営業職は特に長時間労働になりやすく顧客と対面して関わるため、体力的にも精神的にも健康に影響しやすい職種と言えます。
従業員が心身ともにストレスを抱えた状態であると「モチベーションの低下」「集中力の低下」を引き起こし、結果的にパフォーマンスが低下します。
このように、従業員が不健康であることは、働き方改革が上手く成功しない要因となります。
営業職に多い健康問題とは?
営業で働く人が陥りやすい健康問題は、大きく分けて2つ。「生活習慣の乱れ」「精神的ストレス」です。
まず「生活習慣の乱れ」についてです。
営業で働く人は、商談から社内業務などの幅広い業務をこなさなければならず、残業時間が長くなりやすいと言えます。
そのため、「睡眠不足」となり、結果的に体力が弱って風邪をひきやすいという問題があります。
さらに、営業職の人は商談との時間で1日のスケジュールが決まるので、きちんとした昼食を取れないこともあります。コンビニのおにぎりで済ませ、夜遅くて食べない、といったような食生活の乱れが続くと、体調を崩してしまう要因となります。
次に「精神的ストレス」です。
営業職の人は、直接顧客と対面するお仕事です。
そのため、先方とトラブルになり、クレームが起きてしまうこともあるでしょう。

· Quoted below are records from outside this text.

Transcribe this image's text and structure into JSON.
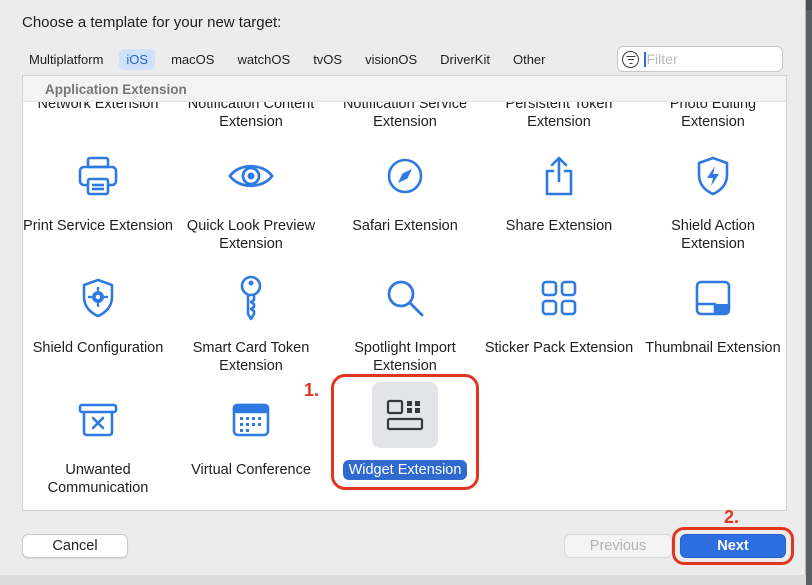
{
  "dialog": {
    "title": "Choose a template for your new target:"
  },
  "tabs": [
    {
      "label": "Multiplatform"
    },
    {
      "label": "iOS",
      "active": true
    },
    {
      "label": "macOS"
    },
    {
      "label": "watchOS"
    },
    {
      "label": "tvOS"
    },
    {
      "label": "visionOS"
    },
    {
      "label": "DriverKit"
    },
    {
      "label": "Other"
    }
  ],
  "filter": {
    "placeholder": "Filter"
  },
  "section": {
    "title": "Application Extension"
  },
  "templates": [
    {
      "label": "Network Extension",
      "icon": "network-icon"
    },
    {
      "label": "Notification Content Extension",
      "icon": "notification-icon"
    },
    {
      "label": "Notification Service Extension",
      "icon": "notification-icon"
    },
    {
      "label": "Persistent Token Extension",
      "icon": "token-icon"
    },
    {
      "label": "Photo Editing Extension",
      "icon": "photo-icon"
    },
    {
      "label": "Print Service Extension",
      "icon": "printer-icon"
    },
    {
      "label": "Quick Look Preview Extension",
      "icon": "eye-icon"
    },
    {
      "label": "Safari Extension",
      "icon": "compass-icon"
    },
    {
      "label": "Share Extension",
      "icon": "share-icon"
    },
    {
      "label": "Shield Action Extension",
      "icon": "shield-bolt-icon"
    },
    {
      "label": "Shield Configuration",
      "icon": "shield-gear-icon"
    },
    {
      "label": "Smart Card Token Extension",
      "icon": "key-icon"
    },
    {
      "label": "Spotlight Import Extension",
      "icon": "magnifier-icon"
    },
    {
      "label": "Sticker Pack Extension",
      "icon": "grid-icon"
    },
    {
      "label": "Thumbnail Extension",
      "icon": "thumbnail-icon"
    },
    {
      "label": "Unwanted Communication",
      "icon": "tray-x-icon"
    },
    {
      "label": "Virtual Conference",
      "icon": "calendar-icon"
    },
    {
      "label": "Widget Extension",
      "icon": "widget-icon",
      "selected": true
    }
  ],
  "annotations": {
    "step1": "1.",
    "step2": "2."
  },
  "buttons": {
    "cancel": "Cancel",
    "previous": "Previous",
    "next": "Next"
  },
  "colors": {
    "accent": "#2d6fe0",
    "annotation": "#e0351f",
    "icon": "#2f7ae0"
  }
}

そのせいで、慢性的なストレスを抱えているかもしれません。
他にも、
・営業の「目標数字」を意識しすぎることへのプレッシャー
・残業によって1日の終わりにストレスを発散できない環境にある
・仕事に手一杯でプライベートを充実できない
これらの理由から、精神的にストレスを感じる人もいます。
健康面でのサポートは必要不可欠
よい仕事をする上で、「体と心が健康」であることが欠かせません。
仕事へのパフォーマンス力が上がるだけでなく、健康的な営業で働く人は顧客からの印象も良くなることが期待されます。

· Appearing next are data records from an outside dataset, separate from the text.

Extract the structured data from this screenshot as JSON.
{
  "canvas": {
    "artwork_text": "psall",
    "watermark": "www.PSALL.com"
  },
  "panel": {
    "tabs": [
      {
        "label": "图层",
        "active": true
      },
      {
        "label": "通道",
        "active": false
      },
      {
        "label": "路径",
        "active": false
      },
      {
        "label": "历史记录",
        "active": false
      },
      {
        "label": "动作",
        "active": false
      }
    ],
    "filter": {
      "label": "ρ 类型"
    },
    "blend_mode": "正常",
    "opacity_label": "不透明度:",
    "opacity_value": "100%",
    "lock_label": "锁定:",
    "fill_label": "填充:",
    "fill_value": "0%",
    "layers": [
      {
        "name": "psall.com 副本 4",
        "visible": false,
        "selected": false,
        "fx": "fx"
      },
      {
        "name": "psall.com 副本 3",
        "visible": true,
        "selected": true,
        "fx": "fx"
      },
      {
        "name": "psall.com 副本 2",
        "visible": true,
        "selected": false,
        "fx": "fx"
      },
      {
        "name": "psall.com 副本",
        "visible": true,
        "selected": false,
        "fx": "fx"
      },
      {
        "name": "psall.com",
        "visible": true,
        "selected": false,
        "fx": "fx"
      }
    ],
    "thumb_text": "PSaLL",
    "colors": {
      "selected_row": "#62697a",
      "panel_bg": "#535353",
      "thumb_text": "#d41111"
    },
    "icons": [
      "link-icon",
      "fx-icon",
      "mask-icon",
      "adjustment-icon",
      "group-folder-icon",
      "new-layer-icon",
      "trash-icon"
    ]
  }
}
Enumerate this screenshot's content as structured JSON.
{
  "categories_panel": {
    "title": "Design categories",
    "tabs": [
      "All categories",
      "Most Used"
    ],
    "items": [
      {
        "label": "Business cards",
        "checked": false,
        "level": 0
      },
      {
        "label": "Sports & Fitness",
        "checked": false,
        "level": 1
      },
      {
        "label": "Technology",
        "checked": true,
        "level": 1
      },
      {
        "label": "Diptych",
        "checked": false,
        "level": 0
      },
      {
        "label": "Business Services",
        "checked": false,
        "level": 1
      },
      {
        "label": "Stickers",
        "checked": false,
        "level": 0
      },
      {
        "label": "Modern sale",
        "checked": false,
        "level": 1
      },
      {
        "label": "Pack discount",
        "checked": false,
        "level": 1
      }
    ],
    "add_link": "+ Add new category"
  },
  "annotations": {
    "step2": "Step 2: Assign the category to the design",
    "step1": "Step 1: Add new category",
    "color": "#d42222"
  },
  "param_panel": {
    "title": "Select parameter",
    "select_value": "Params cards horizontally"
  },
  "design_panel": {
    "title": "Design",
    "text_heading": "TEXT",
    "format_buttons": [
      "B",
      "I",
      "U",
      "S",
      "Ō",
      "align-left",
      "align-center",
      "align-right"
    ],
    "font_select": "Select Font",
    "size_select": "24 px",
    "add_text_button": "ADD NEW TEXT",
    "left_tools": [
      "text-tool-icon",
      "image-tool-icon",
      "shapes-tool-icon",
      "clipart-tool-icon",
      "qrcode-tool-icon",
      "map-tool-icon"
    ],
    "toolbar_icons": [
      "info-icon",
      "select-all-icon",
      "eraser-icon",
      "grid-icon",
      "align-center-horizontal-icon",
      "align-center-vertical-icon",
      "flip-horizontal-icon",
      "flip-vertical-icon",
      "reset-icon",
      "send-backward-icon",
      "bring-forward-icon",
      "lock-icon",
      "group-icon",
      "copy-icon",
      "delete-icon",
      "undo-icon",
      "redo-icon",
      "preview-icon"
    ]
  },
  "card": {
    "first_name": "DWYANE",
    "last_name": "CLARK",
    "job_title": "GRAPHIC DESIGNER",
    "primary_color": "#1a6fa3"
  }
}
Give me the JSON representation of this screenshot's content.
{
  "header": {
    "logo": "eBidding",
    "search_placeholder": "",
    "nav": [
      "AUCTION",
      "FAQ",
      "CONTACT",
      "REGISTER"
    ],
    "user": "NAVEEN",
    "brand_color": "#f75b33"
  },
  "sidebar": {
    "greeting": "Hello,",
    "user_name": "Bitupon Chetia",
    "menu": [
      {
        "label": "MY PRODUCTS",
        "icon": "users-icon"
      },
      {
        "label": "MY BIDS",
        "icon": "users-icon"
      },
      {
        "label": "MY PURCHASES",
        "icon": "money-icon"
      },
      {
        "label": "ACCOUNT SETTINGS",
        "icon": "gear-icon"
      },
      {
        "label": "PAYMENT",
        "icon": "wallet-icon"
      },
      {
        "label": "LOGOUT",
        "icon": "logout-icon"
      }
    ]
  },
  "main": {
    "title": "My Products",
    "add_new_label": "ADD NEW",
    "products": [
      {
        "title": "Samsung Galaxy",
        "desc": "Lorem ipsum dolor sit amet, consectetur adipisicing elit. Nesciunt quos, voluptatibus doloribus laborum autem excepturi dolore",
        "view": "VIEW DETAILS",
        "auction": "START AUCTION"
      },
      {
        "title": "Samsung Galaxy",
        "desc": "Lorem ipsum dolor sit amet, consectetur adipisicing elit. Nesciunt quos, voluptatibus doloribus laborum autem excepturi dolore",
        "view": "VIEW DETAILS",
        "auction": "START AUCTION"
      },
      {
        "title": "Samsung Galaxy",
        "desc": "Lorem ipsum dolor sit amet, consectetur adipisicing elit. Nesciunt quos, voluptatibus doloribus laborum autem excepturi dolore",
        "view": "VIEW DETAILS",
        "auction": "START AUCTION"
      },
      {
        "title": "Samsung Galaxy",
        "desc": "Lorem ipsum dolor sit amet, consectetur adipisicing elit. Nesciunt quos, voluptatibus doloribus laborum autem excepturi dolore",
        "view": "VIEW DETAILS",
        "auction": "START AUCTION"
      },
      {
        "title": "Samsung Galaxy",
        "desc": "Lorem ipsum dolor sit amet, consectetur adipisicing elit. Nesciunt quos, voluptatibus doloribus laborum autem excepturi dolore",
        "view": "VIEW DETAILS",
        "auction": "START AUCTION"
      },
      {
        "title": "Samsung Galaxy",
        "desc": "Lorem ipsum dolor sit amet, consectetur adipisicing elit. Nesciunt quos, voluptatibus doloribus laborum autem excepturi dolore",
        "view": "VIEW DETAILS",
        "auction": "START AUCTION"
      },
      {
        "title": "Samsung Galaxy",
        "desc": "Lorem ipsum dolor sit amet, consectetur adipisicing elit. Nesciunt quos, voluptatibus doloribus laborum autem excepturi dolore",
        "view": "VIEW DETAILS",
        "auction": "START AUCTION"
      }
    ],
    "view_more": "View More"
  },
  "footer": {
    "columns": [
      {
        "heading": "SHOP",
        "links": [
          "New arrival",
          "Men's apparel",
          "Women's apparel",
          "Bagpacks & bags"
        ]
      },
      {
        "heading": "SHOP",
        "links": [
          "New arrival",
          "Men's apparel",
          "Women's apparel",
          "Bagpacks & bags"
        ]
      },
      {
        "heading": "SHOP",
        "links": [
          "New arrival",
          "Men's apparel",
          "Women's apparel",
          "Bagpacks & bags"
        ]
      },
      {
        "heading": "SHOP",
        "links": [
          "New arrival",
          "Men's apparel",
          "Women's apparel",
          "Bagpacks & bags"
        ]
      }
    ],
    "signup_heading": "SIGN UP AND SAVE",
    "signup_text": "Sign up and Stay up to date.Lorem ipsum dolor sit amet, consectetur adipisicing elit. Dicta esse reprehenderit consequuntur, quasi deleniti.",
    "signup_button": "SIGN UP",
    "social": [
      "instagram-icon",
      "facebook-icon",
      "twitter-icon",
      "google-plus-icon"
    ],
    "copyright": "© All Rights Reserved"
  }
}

従業員の健康管理をサポートする具体的な取り組みには、
・健康診断
・ストレスチェックの実施
・休憩時間、休日の確保
・女性の働きやすい制度
これらが挙げられます。
従業員がモチベーションを持って仕事に取り組めるよう、企業側から健康増進のサポートを積極的に行うことが大切です。
健康は企業にとってメリットとなる
働き方改革を根本的に見直すためには、就業環境を正しく整えることに加え、従業員の健康管理をサポートすることが大切です。
従業員が健康になれば、営業へのモチベーションアップ、集中力アップに繋がり、社内のチームワークも構築しやすくなります。そうすれば企業としての発展にも大きく関わってきます。

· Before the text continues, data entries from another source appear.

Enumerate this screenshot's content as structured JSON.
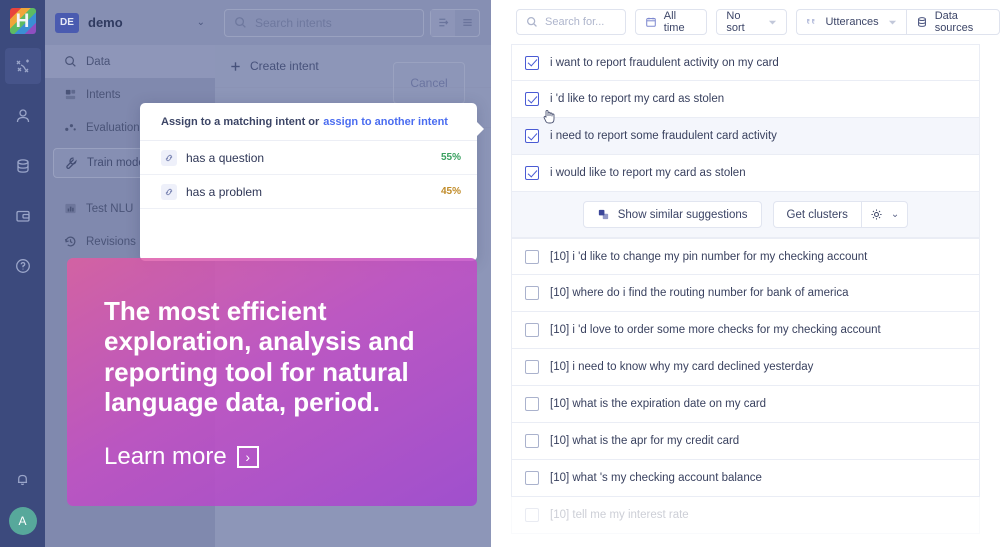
{
  "rail": {
    "logo_label": "H",
    "items": [
      {
        "name": "workflow-icon",
        "label": "Workflows",
        "active": true
      },
      {
        "name": "user-icon",
        "label": "Users",
        "active": false
      },
      {
        "name": "database-icon",
        "label": "Data",
        "active": false
      },
      {
        "name": "wallet-icon",
        "label": "Billing",
        "active": false
      },
      {
        "name": "help-icon",
        "label": "Help",
        "active": false
      }
    ],
    "bell_label": "Notifications",
    "avatar_initial": "A"
  },
  "project": {
    "badge": "DE",
    "name": "demo",
    "caret": "⌄"
  },
  "subnav": {
    "items": [
      {
        "label": "Data",
        "icon": "search-icon",
        "selected": true
      },
      {
        "label": "Intents",
        "icon": "intents-icon",
        "selected": false
      },
      {
        "label": "Evaluation",
        "icon": "evaluation-icon",
        "selected": false
      }
    ],
    "train_button": {
      "label": "Train model",
      "icon": "wrench-icon"
    },
    "items_bottom": [
      {
        "label": "Test NLU",
        "icon": "chart-icon"
      },
      {
        "label": "Revisions",
        "icon": "history-icon"
      }
    ]
  },
  "content": {
    "search_placeholder": "Search intents",
    "create_intent_label": "Create intent",
    "cancel_label": "Cancel"
  },
  "modal": {
    "title_static": "Assign to a matching intent or",
    "title_link": "assign to another intent",
    "rows": [
      {
        "label": "has a question",
        "percent": "55%",
        "tone": "green"
      },
      {
        "label": "has a problem",
        "percent": "45%",
        "tone": "amber"
      }
    ]
  },
  "promo": {
    "title": "The most efficient exploration, analysis and reporting tool for natural language data, period.",
    "cta": "Learn more",
    "cta_arrow": "›"
  },
  "right_panel": {
    "toolbar": {
      "search_placeholder": "Search for...",
      "date_filter": "All time",
      "sort_filter": "No sort",
      "utterances_filter": "Utterances",
      "data_sources": "Data sources"
    },
    "actions": {
      "show_similar": "Show similar suggestions",
      "get_clusters": "Get clusters",
      "settings_caret": "⌄"
    },
    "selected_rows": [
      {
        "text": "i want to report fraudulent activity on my card",
        "checked": true,
        "hovered": false
      },
      {
        "text": "i 'd like to report my card as stolen",
        "checked": true,
        "hovered": false
      },
      {
        "text": "i need to report some fraudulent card activity",
        "checked": true,
        "hovered": true
      },
      {
        "text": "i would like to report my card as stolen",
        "checked": true,
        "hovered": false
      }
    ],
    "suggestion_rows": [
      {
        "text": "[10] i 'd like to change my pin number for my checking account",
        "checked": false
      },
      {
        "text": "[10] where do i find the routing number for bank of america",
        "checked": false
      },
      {
        "text": "[10] i 'd love to order some more checks for my checking account",
        "checked": false
      },
      {
        "text": "[10] i need to know why my card declined yesterday",
        "checked": false
      },
      {
        "text": "[10] what is the expiration date on my card",
        "checked": false
      },
      {
        "text": "[10] what is the apr for my credit card",
        "checked": false
      },
      {
        "text": "[10] what 's my checking account balance",
        "checked": false
      },
      {
        "text": "[10] tell me my interest rate",
        "checked": false
      }
    ]
  },
  "colors": {
    "rail_bg": "#3c4a7d",
    "subnav_bg": "#8089ae",
    "dim_overlay": "#8d96b8",
    "accent_blue": "#4a5bd4",
    "link_blue": "#4a6cf0",
    "green": "#39a05f",
    "amber": "#c08b28",
    "promo_from": "#e45aa0",
    "promo_to": "#a246d0"
  }
}
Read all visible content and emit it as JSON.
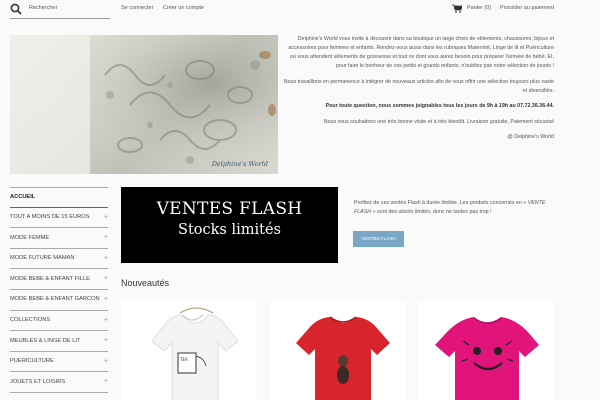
{
  "header": {
    "search_placeholder": "Rechercher",
    "login_label": "Se connecter",
    "register_label": "Créer un compte",
    "cart_label": "Panier (0)",
    "checkout_label": "Procéder au paiement"
  },
  "hero": {
    "signature": "Delphine's World"
  },
  "intro": {
    "p1": "Delphine's World vous invite à découvrir dans sa boutique un large choix de vêtements, chaussures, bijoux et accessoires pour femmes et enfants. Rendez-vous aussi dans les rubriques Maternité, Linge de lit et Puériculture où vous attendent vêtements de grossesse et tout ce dont vous aurez besoin pour préparer l'arrivée de bébé. Et, pour faire le bonheur de vos petits et grands enfants, n'oubliez pas notre sélection de jouets !",
    "p2": "Nous travaillons en permanence à intégrer de nouveaux articles afin de vous offrir une sélection toujours plus vaste et diversifiée.",
    "p3": "Pour toute question, nous sommes joignables tous les jours de 9h à 19h au 07.72.36.36.44.",
    "p4": "Nous vous souhaitons une très bonne visite et à très bientôt. Livraison gratuite, Paiement sécurisé",
    "p5": "@ Delphine's World"
  },
  "sidebar": {
    "heading": "ACCUEIL",
    "items": [
      {
        "label": "TOUT A MOINS DE 15 EUROS",
        "plus": "+"
      },
      {
        "label": "MODE FEMME",
        "plus": "+"
      },
      {
        "label": "MODE FUTURE MAMAN",
        "plus": "+"
      },
      {
        "label": "MODE BEBE & ENFANT FILLE",
        "plus": "+"
      },
      {
        "label": "MODE BEBE & ENFANT GARCON",
        "plus": "+"
      },
      {
        "label": "COLLECTIONS",
        "plus": "+"
      },
      {
        "label": "MEUBLES & LINGE DE LIT",
        "plus": "+"
      },
      {
        "label": "PUERICULTURE",
        "plus": "+"
      },
      {
        "label": "JOUETS ET LOISIRS",
        "plus": "+"
      }
    ]
  },
  "flash": {
    "banner_title": "VENTES FLASH",
    "banner_subtitle": "Stocks limités",
    "text_part1": "Profitez de ces ventes Flash à durée limitée. Les produits concernés en «",
    "text_emph1": "VENTE FLASH",
    "text_part2": "» sont des",
    "text_emph2": "stocks limités",
    "text_part3": ", donc ne tardez pas trop !",
    "button_label": "VENTES FLASH"
  },
  "new_arrivals": {
    "title": "Nouveautés",
    "products": [
      {
        "color": "#f4f4f4",
        "print": "tea-bag"
      },
      {
        "color": "#d8242c",
        "print": "cat"
      },
      {
        "color": "#e0147a",
        "print": "smiley"
      }
    ]
  },
  "colors": {
    "accent_button": "#7aa7c7",
    "banner_bg": "#000000"
  }
}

営業職は、過重労働やストレスなどで人員不足になりやすい職種です。
そのため他の職種よりも、より健康管理に力を入れることがおすすめです。
まとめ
営業で働く人の働き方改革について、注目するべき問題点をご紹介しました。
長時間労働や慢性的ストレスが問題視されやすい営業職にとって、働き方改革はすぐにでも取り組むべきです。
企業に求められている改善点をまとめると、
・業務制度を見直す
・業務効率を上げる施策を取り入れる
・多様な働き方を柔軟に受け入れる
・健康管理をサポートする
となります。
これらを見直すことは、会社にとっても、従業員にとってもメリットとなります。
営業職の不安を解消できるよう、働き方改革に取り組んでみるのはいかがでしょうか。